塩田千春は、履き古された靴に赤い糸を張ったインスタレーション(2008年国立国際美術館の「精神の呼吸」展、今回は出展されていない)の写真を目にしたときから、ぜひ展示を観たいと思っていた作家。赤い糸を張り巡らせた作品の印象的な――いまどきの語彙で言ってしまえばインスタジェニックな――写真を見て想像していたのは、「体内の血管組織を外在化したような、不定形でもやもやした糸の絡まり合い」というイメージだったのだが、実際には毛糸どうしはかなり強いテンションで組み合わされ、ピンとまっすぐに伸びている。それは血管とも体内組織とも、蜘蛛の巣や蚕の繭とも、一見似ているようで異なっているように見える。
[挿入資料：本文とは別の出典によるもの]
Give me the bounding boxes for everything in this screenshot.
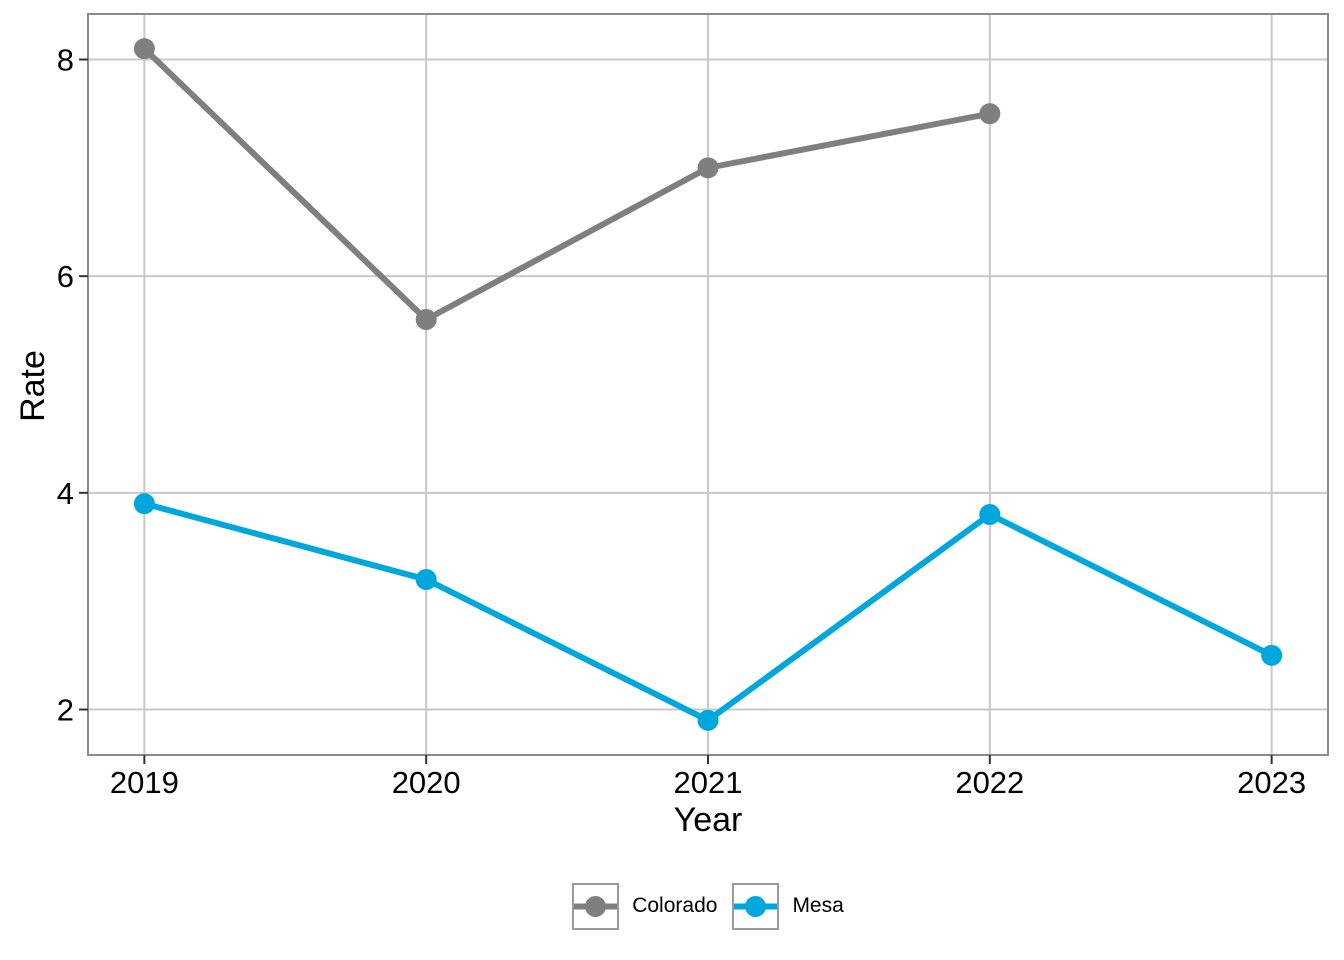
x-tick-label: 2020 [392,765,461,800]
data-point-mesa [979,504,1001,525]
legend-point-sample [585,895,607,917]
data-point-colorado [415,309,437,330]
x-tick-label: 2023 [1237,765,1306,800]
data-point-mesa [697,709,719,731]
y-tick-label: 6 [57,259,74,294]
legend-key [572,882,620,930]
legend-item-mesa: Mesa [732,882,844,930]
data-point-mesa [1261,644,1283,666]
data-point-mesa [133,493,155,515]
series-layer [133,38,1283,731]
legend-key [732,882,780,930]
axis-layer: 2019 2020 2021 2022 2023 2 4 6 8 [57,43,1306,801]
y-axis-title: Rate [14,350,52,422]
legend-point-sample [745,895,767,917]
legend-item-colorado: Colorado [572,882,718,930]
series-line-colorado [142,46,991,324]
data-point-colorado [697,157,719,179]
data-point-mesa [415,569,437,590]
x-tick-label: 2021 [674,765,743,800]
data-point-colorado [133,38,155,60]
y-tick-label: 2 [57,693,74,728]
legend-label: Colorado [632,894,718,917]
gridlines [88,14,1328,755]
x-axis-title: Year [674,801,743,839]
legend-label: Mesa [792,894,844,917]
legend: Colorado Mesa [88,882,1328,930]
y-tick-label: 8 [57,43,74,78]
x-tick-label: 2019 [110,765,179,800]
y-tick-label: 4 [57,476,74,511]
legend-line-icon [734,895,778,917]
x-tick-label: 2022 [955,765,1024,800]
data-point-colorado [979,103,1001,125]
legend-line-icon [574,895,618,917]
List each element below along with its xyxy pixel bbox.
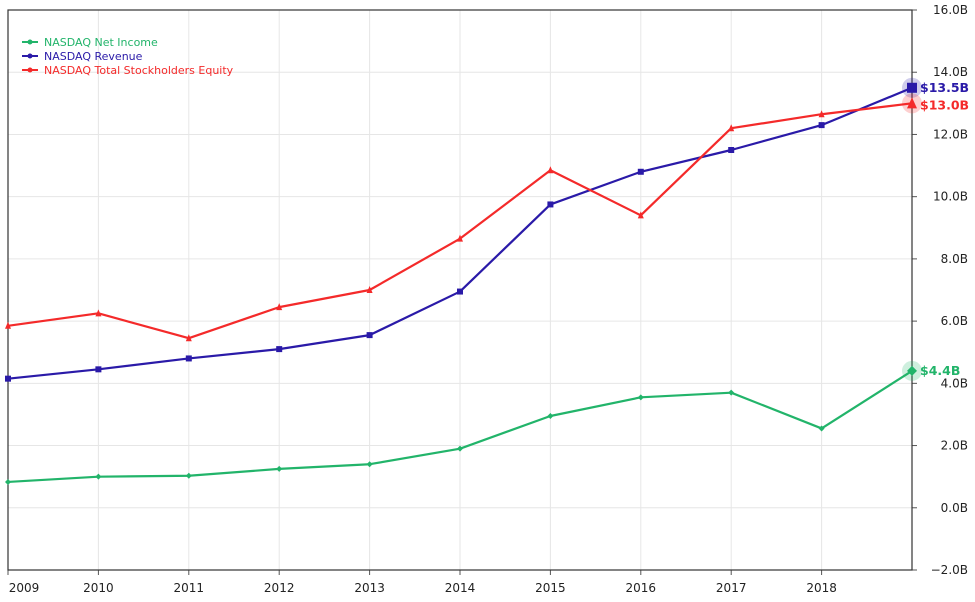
legend-label: NASDAQ Total Stockholders Equity bbox=[44, 64, 234, 77]
y-tick-label: 4.0B bbox=[941, 376, 968, 390]
series-end-label: $13.5B bbox=[920, 80, 969, 95]
data-point-marker bbox=[5, 375, 11, 382]
series-1 bbox=[5, 77, 922, 382]
data-point-marker bbox=[728, 124, 735, 132]
plot-frame bbox=[7, 9, 913, 571]
data-point-marker bbox=[637, 168, 644, 175]
data-point-marker bbox=[366, 332, 373, 339]
data-point-marker bbox=[185, 334, 192, 342]
data-point-marker bbox=[276, 346, 283, 353]
data-point-marker bbox=[547, 413, 554, 419]
y-tick-label: 12.0B bbox=[933, 127, 968, 141]
y-tick-label: 2.0B bbox=[941, 439, 968, 453]
legend-entry: NASDAQ Revenue bbox=[22, 50, 143, 63]
series-end-label: $13.0B bbox=[920, 97, 969, 112]
data-point-marker bbox=[818, 110, 825, 118]
data-point-marker bbox=[276, 465, 283, 472]
data-point-marker bbox=[547, 166, 554, 174]
legend-marker bbox=[27, 67, 33, 73]
data-point-marker bbox=[547, 201, 554, 208]
data-point-marker bbox=[907, 82, 917, 93]
data-point-marker bbox=[457, 288, 463, 295]
x-tick-label: 2011 bbox=[174, 581, 205, 595]
data-point-marker bbox=[637, 211, 644, 219]
legend-marker bbox=[27, 53, 33, 59]
data-point-marker bbox=[907, 97, 917, 109]
data-point-marker bbox=[185, 472, 192, 479]
data-point-marker bbox=[457, 445, 463, 452]
x-tick-label: 2014 bbox=[445, 581, 476, 595]
legend-label: NASDAQ Net Income bbox=[44, 36, 158, 49]
y-tick-label: 16.0B bbox=[933, 3, 968, 17]
y-tick-label: 8.0B bbox=[941, 252, 968, 266]
x-tick-label: 2012 bbox=[264, 581, 295, 595]
x-tick-label: 2015 bbox=[535, 581, 566, 595]
y-tick-label: 0.0B bbox=[941, 501, 968, 515]
data-point-marker bbox=[907, 365, 917, 376]
y-tick-label: −2.0B bbox=[931, 563, 968, 577]
data-point-marker bbox=[366, 286, 373, 293]
legend-label: NASDAQ Revenue bbox=[44, 50, 143, 63]
data-point-marker bbox=[818, 425, 825, 432]
data-point-marker bbox=[5, 478, 11, 485]
x-tick-label: 2016 bbox=[626, 581, 657, 595]
axes: −2.0B 0.0B 2.0B 4.0B 6.0B 8.0B 10.0B 12.0B 14.0B… bbox=[7, 3, 968, 595]
end-labels: $4.4B $13.5B $13.0B bbox=[920, 80, 969, 378]
series-end-label: $4.4B bbox=[920, 363, 960, 378]
data-point-marker bbox=[185, 355, 192, 362]
y-tick-label: 6.0B bbox=[941, 314, 968, 328]
data-point-marker bbox=[637, 394, 644, 401]
data-point-marker bbox=[728, 147, 735, 153]
x-tick-label: 2013 bbox=[354, 581, 385, 595]
x-tick-label: 2010 bbox=[83, 581, 114, 595]
data-point-marker bbox=[457, 234, 463, 242]
data-point-marker bbox=[95, 366, 102, 373]
x-tick-label: 2017 bbox=[716, 581, 747, 595]
data-point-marker bbox=[728, 389, 735, 396]
data-point-marker bbox=[95, 473, 102, 480]
data-point-marker bbox=[5, 321, 11, 329]
legend-marker bbox=[27, 39, 33, 45]
legend-entry: NASDAQ Net Income bbox=[22, 36, 158, 49]
x-tick-label: 2009 bbox=[9, 581, 40, 595]
series-2 bbox=[5, 93, 922, 342]
data-point-marker bbox=[366, 461, 373, 468]
series-layer bbox=[5, 77, 922, 485]
data-point-marker bbox=[818, 122, 825, 129]
series-0 bbox=[5, 360, 922, 485]
legend-entry: NASDAQ Total Stockholders Equity bbox=[22, 64, 234, 77]
x-tick-label: 2018 bbox=[806, 581, 837, 595]
data-point-marker bbox=[276, 303, 283, 311]
data-point-marker bbox=[95, 309, 102, 317]
y-tick-label: 10.0B bbox=[933, 190, 968, 204]
y-tick-label: 14.0B bbox=[933, 65, 968, 79]
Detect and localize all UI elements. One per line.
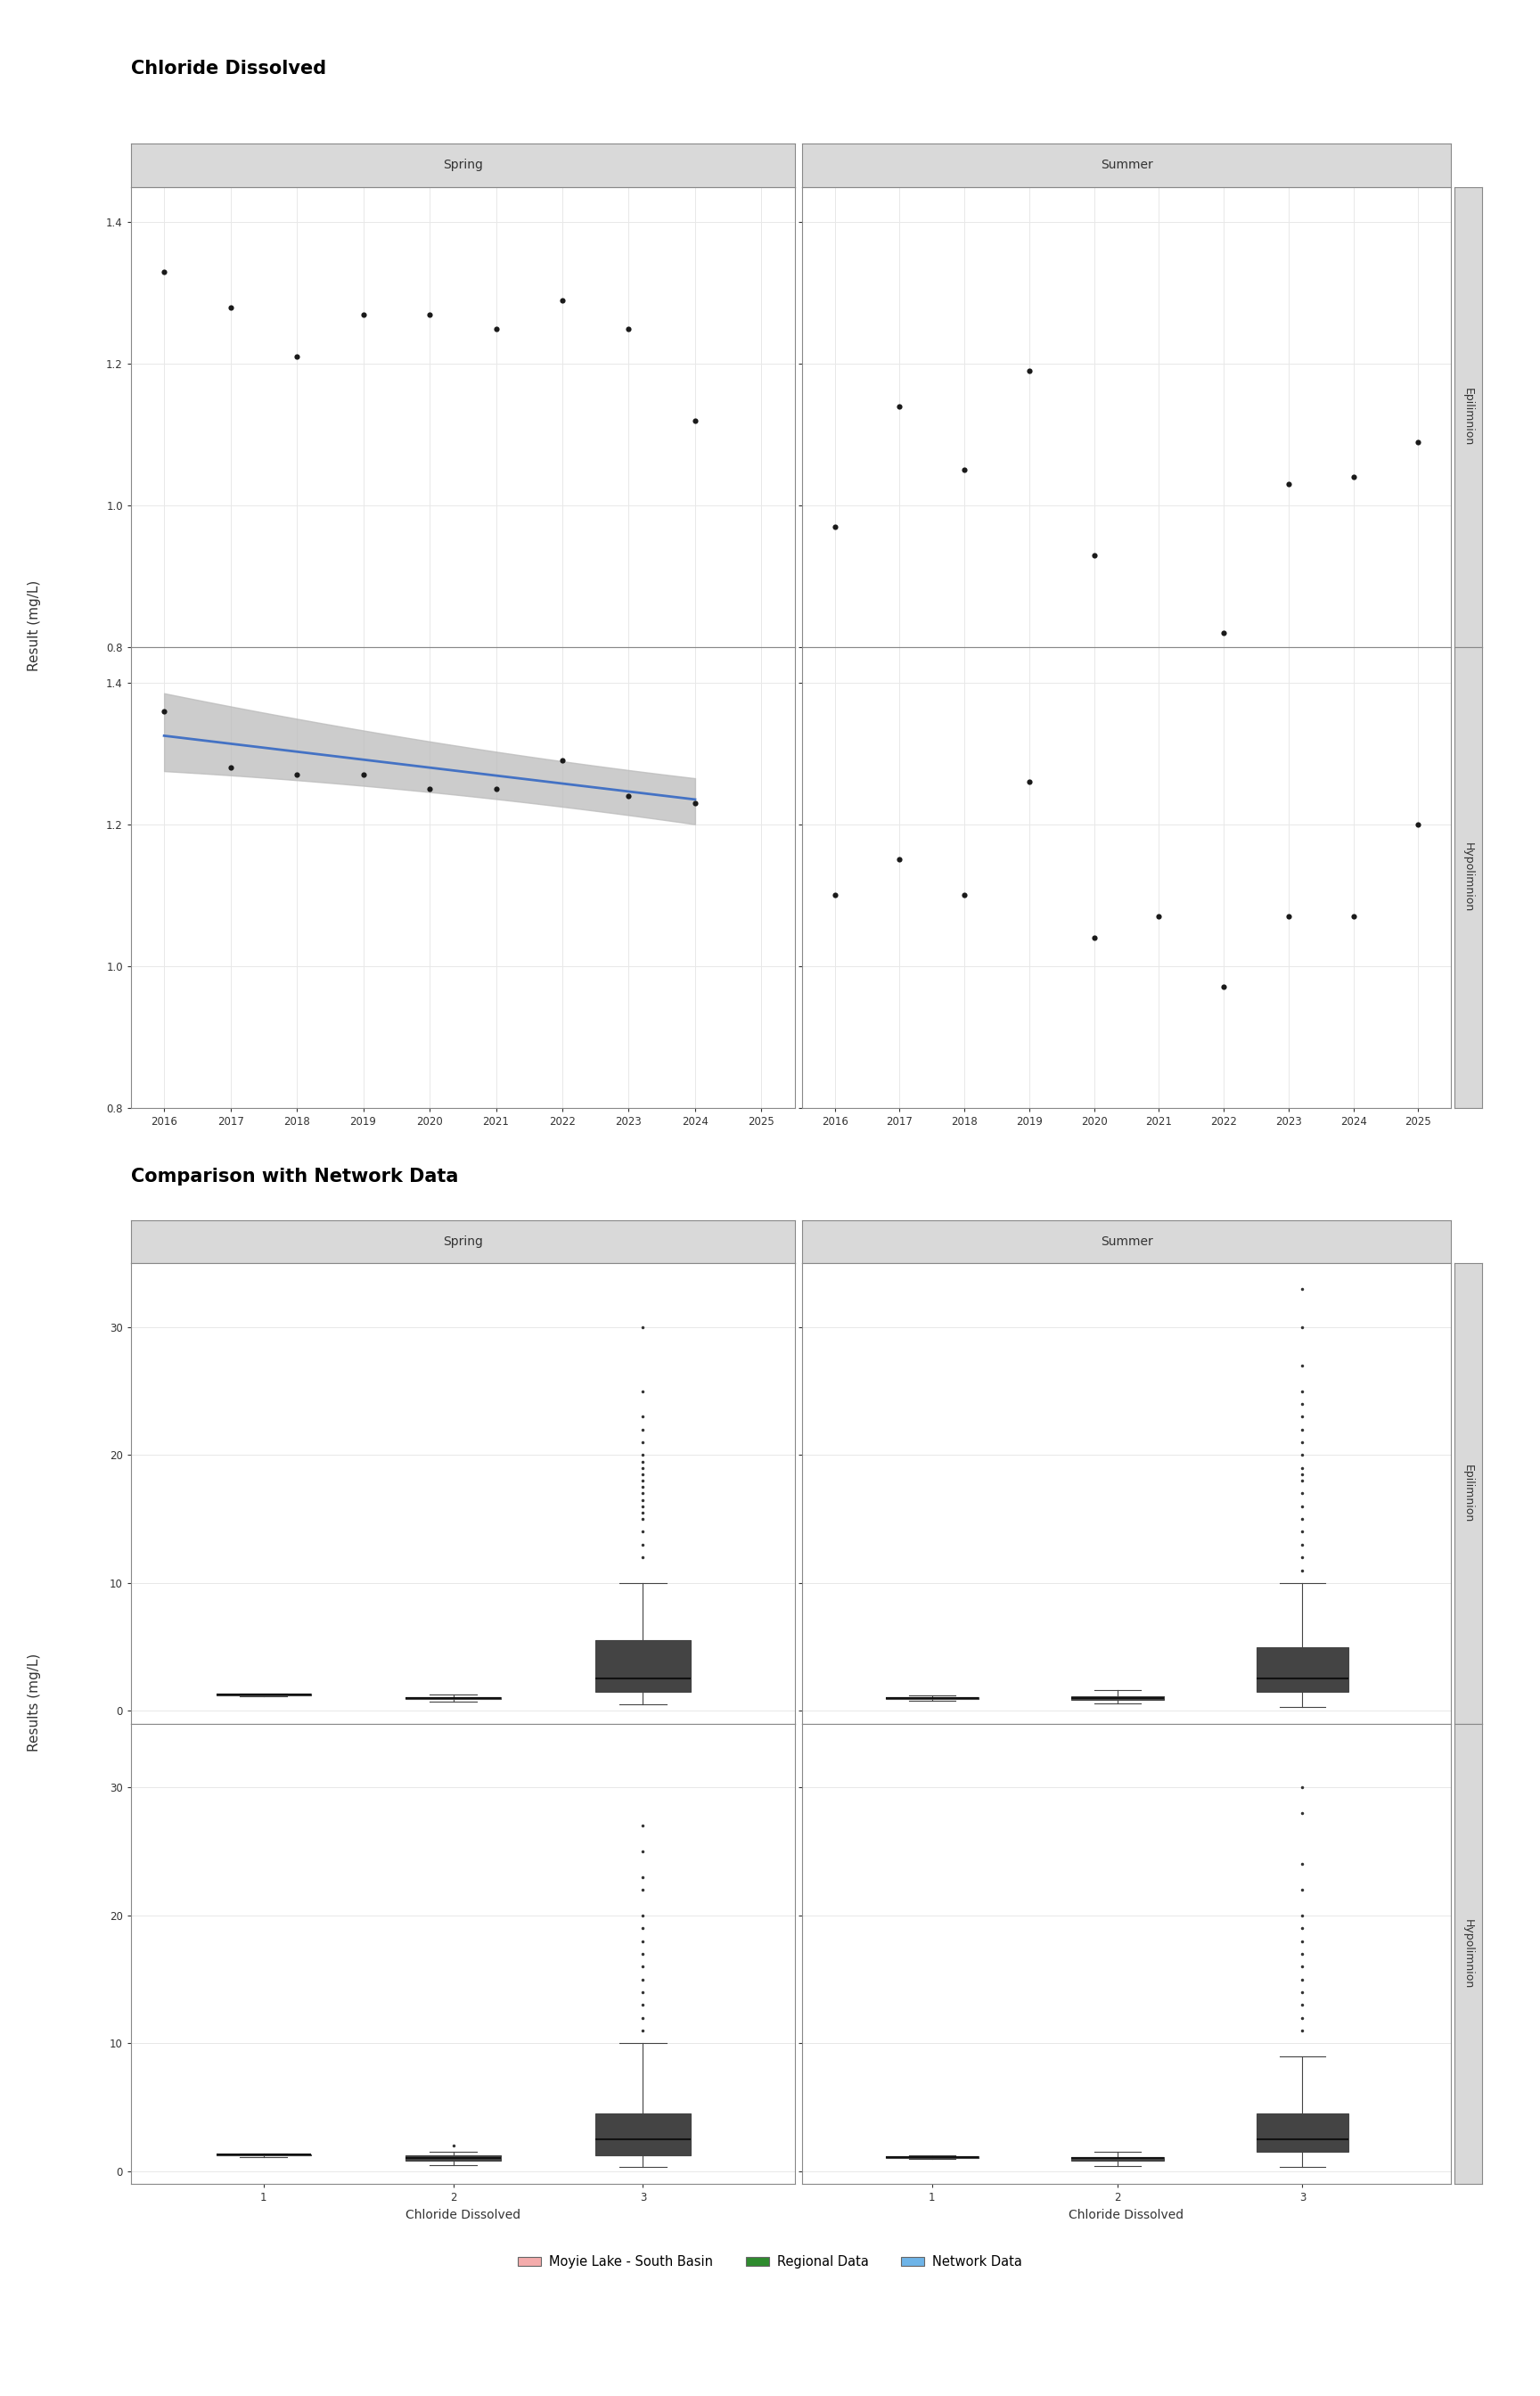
PathPatch shape	[596, 2113, 690, 2156]
Point	[219, 288, 243, 326]
Text: Epilimnion: Epilimnion	[1463, 388, 1474, 446]
PathPatch shape	[1257, 2113, 1349, 2152]
Point	[952, 877, 976, 915]
PathPatch shape	[407, 1696, 501, 1699]
Point	[1341, 458, 1366, 496]
Point	[822, 508, 847, 546]
Point	[822, 877, 847, 915]
Point	[484, 309, 508, 347]
Point	[285, 338, 310, 376]
Legend: Moyie Lake - South Basin, Regional Data, Network Data: Moyie Lake - South Basin, Regional Data,…	[513, 2250, 1027, 2274]
Point	[1212, 968, 1237, 1006]
PathPatch shape	[407, 2156, 501, 2161]
Point	[1081, 537, 1106, 575]
Point	[1277, 896, 1301, 934]
Text: Result (mg/L): Result (mg/L)	[28, 580, 40, 671]
Text: Hypolimnion: Hypolimnion	[1463, 1919, 1474, 1989]
Point	[1406, 422, 1431, 460]
Point	[887, 841, 912, 879]
Point	[1341, 896, 1366, 934]
Text: Spring: Spring	[444, 158, 482, 173]
Point	[682, 783, 707, 822]
Text: Epilimnion: Epilimnion	[1463, 1464, 1474, 1521]
Point	[1016, 762, 1041, 800]
Text: Summer: Summer	[1101, 158, 1152, 173]
Point	[1016, 352, 1041, 391]
Point	[616, 309, 641, 347]
Point	[351, 755, 376, 793]
Text: Results (mg/L): Results (mg/L)	[28, 1653, 40, 1751]
Point	[417, 769, 442, 807]
Point	[1406, 805, 1431, 843]
Point	[152, 692, 177, 731]
Point	[1277, 465, 1301, 503]
Point	[484, 769, 508, 807]
PathPatch shape	[1257, 1646, 1349, 1692]
Point	[285, 755, 310, 793]
Text: Chloride Dissolved: Chloride Dissolved	[131, 60, 326, 77]
PathPatch shape	[596, 1641, 690, 1692]
Point	[1147, 896, 1172, 934]
Point	[682, 403, 707, 441]
Text: Spring: Spring	[444, 1236, 482, 1248]
Point	[417, 295, 442, 333]
X-axis label: Chloride Dissolved: Chloride Dissolved	[1069, 2209, 1184, 2221]
PathPatch shape	[1070, 2156, 1164, 2161]
Point	[351, 295, 376, 333]
Point	[219, 748, 243, 786]
Point	[550, 280, 574, 319]
PathPatch shape	[1070, 1696, 1164, 1699]
Point	[616, 776, 641, 815]
Text: Comparison with Network Data: Comparison with Network Data	[131, 1167, 459, 1186]
Point	[952, 450, 976, 489]
Point	[887, 388, 912, 426]
Point	[1212, 613, 1237, 652]
Text: Summer: Summer	[1101, 1236, 1152, 1248]
Point	[550, 740, 574, 779]
Text: Hypolimnion: Hypolimnion	[1463, 843, 1474, 913]
Point	[152, 252, 177, 290]
X-axis label: Chloride Dissolved: Chloride Dissolved	[405, 2209, 521, 2221]
Point	[1081, 918, 1106, 956]
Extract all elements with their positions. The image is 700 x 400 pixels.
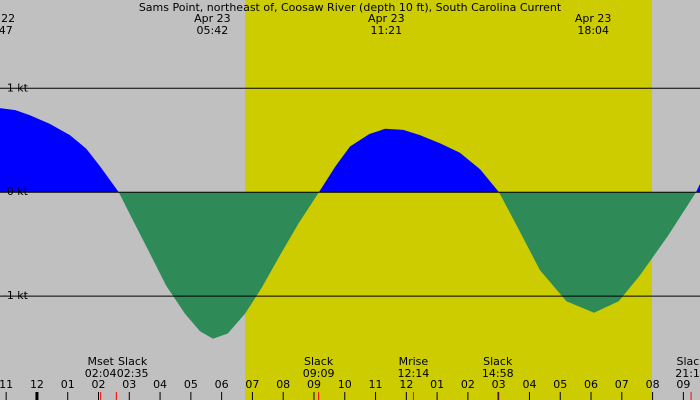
event-time: 02:35	[117, 367, 149, 380]
x-tick-label: 06	[584, 378, 598, 391]
x-tick-label: 03	[122, 378, 136, 391]
event-time: 09:09	[303, 367, 335, 380]
peak-time: 18:04	[577, 24, 609, 37]
peak-time: 11:21	[370, 24, 402, 37]
y-tick-label: 0 kt	[7, 185, 29, 198]
x-tick-label: 01	[430, 378, 444, 391]
x-tick-label: 04	[522, 378, 536, 391]
x-tick-label: 12	[399, 378, 413, 391]
chart-title: Sams Point, northeast of, Coosaw River (…	[139, 1, 562, 14]
y-tick-label: 1 kt	[7, 81, 29, 94]
x-tick-label: 05	[553, 378, 567, 391]
x-tick-label: 11	[369, 378, 383, 391]
x-tick-label: 05	[184, 378, 198, 391]
event-name: Slack	[676, 355, 700, 368]
x-tick-label: 08	[646, 378, 660, 391]
x-tick-label: 10	[338, 378, 352, 391]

会場で最初に展示されているのは、両手の上に細い針金の絡み合ったモティーフの載った彫刻作品(《手の中に》2017年)なのだが、糸もまた、ふわふわと柔らかく軽い物質というよりも、この針金と同じような、つまり短い直線どうしが絡まりあって空間を作り出すためのメディウムとして存在しているように思われた。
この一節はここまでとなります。